Tirumalasetty also authored an editorial that discussed the implications of Feldman’s study, which said while moving away from meter-dosed inhalers is an important step for the health care system to address its contributions to climate change, it has to be done in a clinically appropriate manner.
The Veterans Health Administration replaced budesonide-formoterol metered-dose inhalers with lower-emission fluticasone-salmeterol dry powder inhalers in 2021, according to the editorial. While the switch reduced carbon emissions, it was associated with increased hospitalizations among veterans, according to the editorial.
“We could learn from that and implement these switches in a different way and make sure we educate and involve our patients, especially when they’re older,” Tirumalasetty said. “They’re veterans. They may have comorbid conditions that need to be addressed. Maybe they have brain injury or dementia or other issues where switching may not be the best thing without some counseling first.”

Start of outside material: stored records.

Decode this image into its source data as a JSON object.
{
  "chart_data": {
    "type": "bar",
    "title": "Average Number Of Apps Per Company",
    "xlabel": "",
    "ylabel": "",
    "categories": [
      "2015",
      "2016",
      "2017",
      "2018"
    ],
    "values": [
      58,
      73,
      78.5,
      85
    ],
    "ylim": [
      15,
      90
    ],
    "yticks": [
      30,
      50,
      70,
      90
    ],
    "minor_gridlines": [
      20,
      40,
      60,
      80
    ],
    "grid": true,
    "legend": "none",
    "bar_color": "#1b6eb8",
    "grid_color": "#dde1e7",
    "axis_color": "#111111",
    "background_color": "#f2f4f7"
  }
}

A promising development, Feldman said, is that new meter-dosed inhalers with lower-emission propellants – made by pharmaceutical companies such as AstraZeneca and GSK – are expected to enter the U.S. market in 2026 or 2027. Feldman added he hopes to see the increased use of dry powder and soft mist inhalers along with these newer, lower-emission meter-dosed inhalers.
Chesebro said the health care system itself can create barriers to accessing environmentally friendly alternatives. For instance, if insurance companies fail to account for lower-emission alternatives in their drug tier lists, patients and providers face limited choices when selecting inhalers, he added.
“It’s the responsibility of all of us as individuals and as leaders within our industries to address, assess and address our environmental impact in order to collectively drive down all of society’s environmental impact,” Chesebro said. “If health care alone does it, it won’t work.”